No contexto atual, o goleiro Leandro, formado em Cotia, está prestes a se despedir do clube ao final da temporada, já que seu contrato está prestes a expirar. Com apenas 20 anos, ele se encontra em uma posição delicada, onde a possibilidade de assinar um pré-contrato com outra equipe é realmente concreta, uma vez que não há diálogo sobre renovação com a direção tricolor.

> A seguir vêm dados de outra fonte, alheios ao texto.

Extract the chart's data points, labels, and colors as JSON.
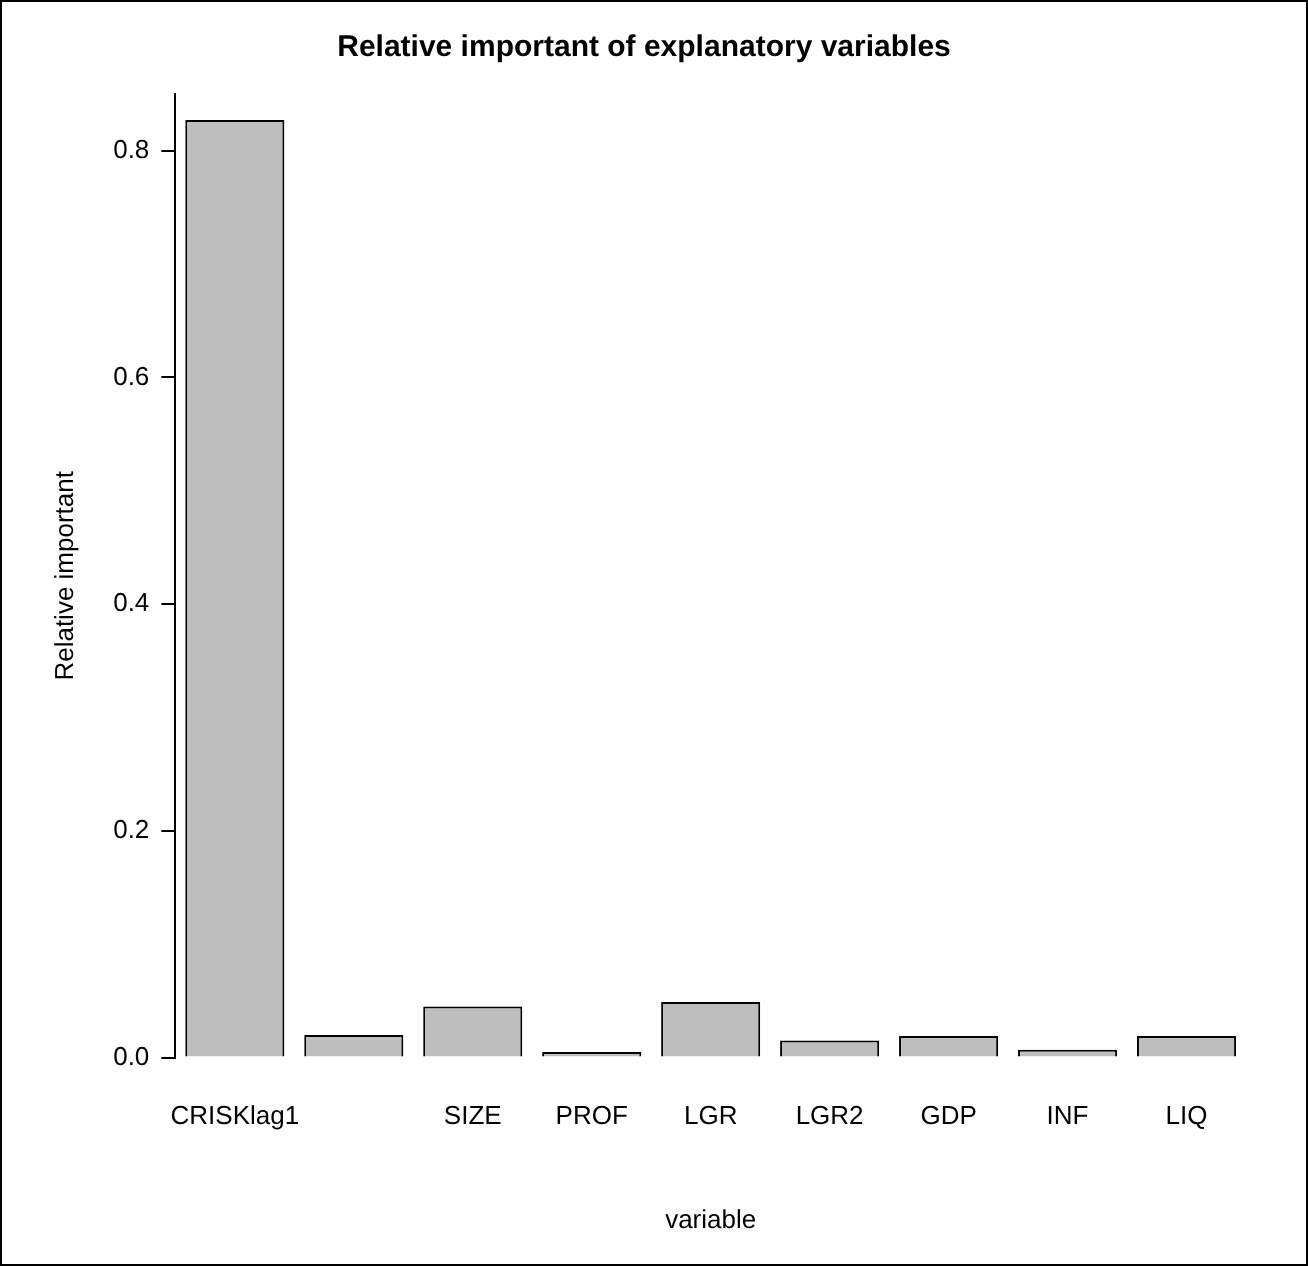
{
  "chart_data": {
    "type": "bar",
    "title": "Relative important of explanatory variables",
    "xlabel": "variable",
    "ylabel": "Relative important",
    "categories": [
      "CRISKlag1",
      null,
      "SIZE",
      "PROF",
      "LGR",
      "LGR2",
      "GDP",
      "INF",
      "LIQ"
    ],
    "values": [
      0.827,
      0.02,
      0.045,
      0.005,
      0.049,
      0.015,
      0.019,
      0.007,
      0.019
    ],
    "color": "#bebebe",
    "ylim": [
      0,
      0.85
    ],
    "yticks": [
      {
        "value": 0,
        "label": "0.0"
      },
      0.2,
      0.4,
      0.6,
      0.8
    ],
    "grid": false,
    "legend": false
  }
}
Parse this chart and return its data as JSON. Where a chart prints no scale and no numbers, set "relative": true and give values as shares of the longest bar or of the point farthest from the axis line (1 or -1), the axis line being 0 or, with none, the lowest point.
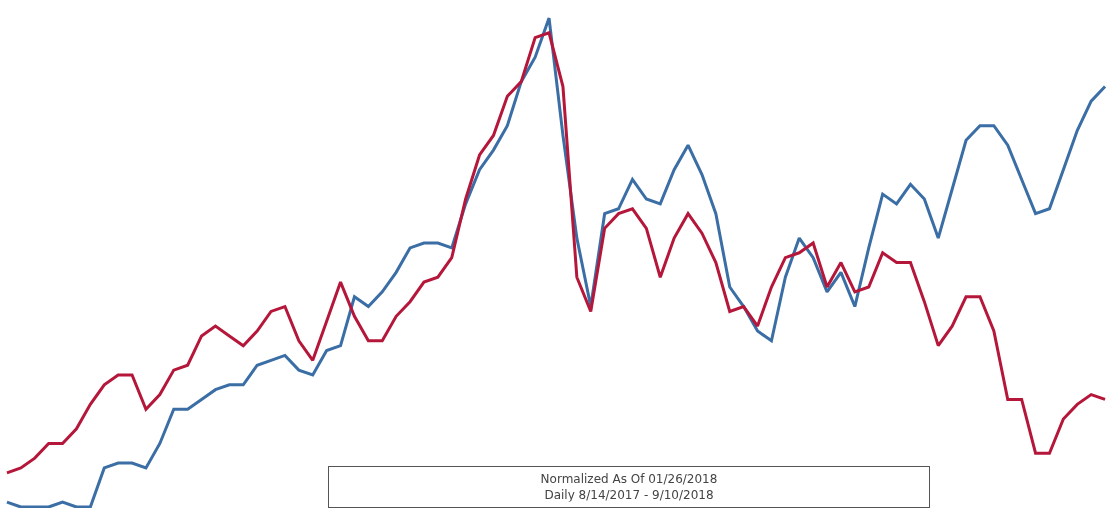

Atualmente, Leandro ocupa a terceira posição na hierarquia dos goleiros, superado apenas por João Pedro Pantiga, de 19 anos. Recentemente, o jovem recebeu uma proposta do Leixões, posicionando-se em quinto lugar na Segunda Divisão de Portugal, mas a diretoria do São Paulo decidiu não liberar o atleta. Segundo a gestão, Leandro poderia ser mais útil no elenco como terceiro goleiro, contribuindo para os treinos e tendo a chance de jogar em situações pontuais.
Em vista disso, o clube já planeja sondar o mercado à procura de um goleiro experiente para 2026, considerando o futuro próximo de Rafael, que, aos 36 anos e com contrato até o fim de 2027, já pensa em se aposentar no Morumbi. Este cenário é um reflexo das mudanças que estão ocorrendo nas categorias de base do clube, onde Leandro se destacou ao marcar um gol de falta em 2022, sendo comparado ao ídolo Rogério Ceni, então comandante da equipe principal.
Ser formado na base do São Paulo, sendo goleiro, significa que nunca vai ser levantado pra jogar no time titular. Ridículo isso, forma o jogador e deixa ele crescer na equipe titular. Não dá pra entender. Se o moleque não era bom, porque formou?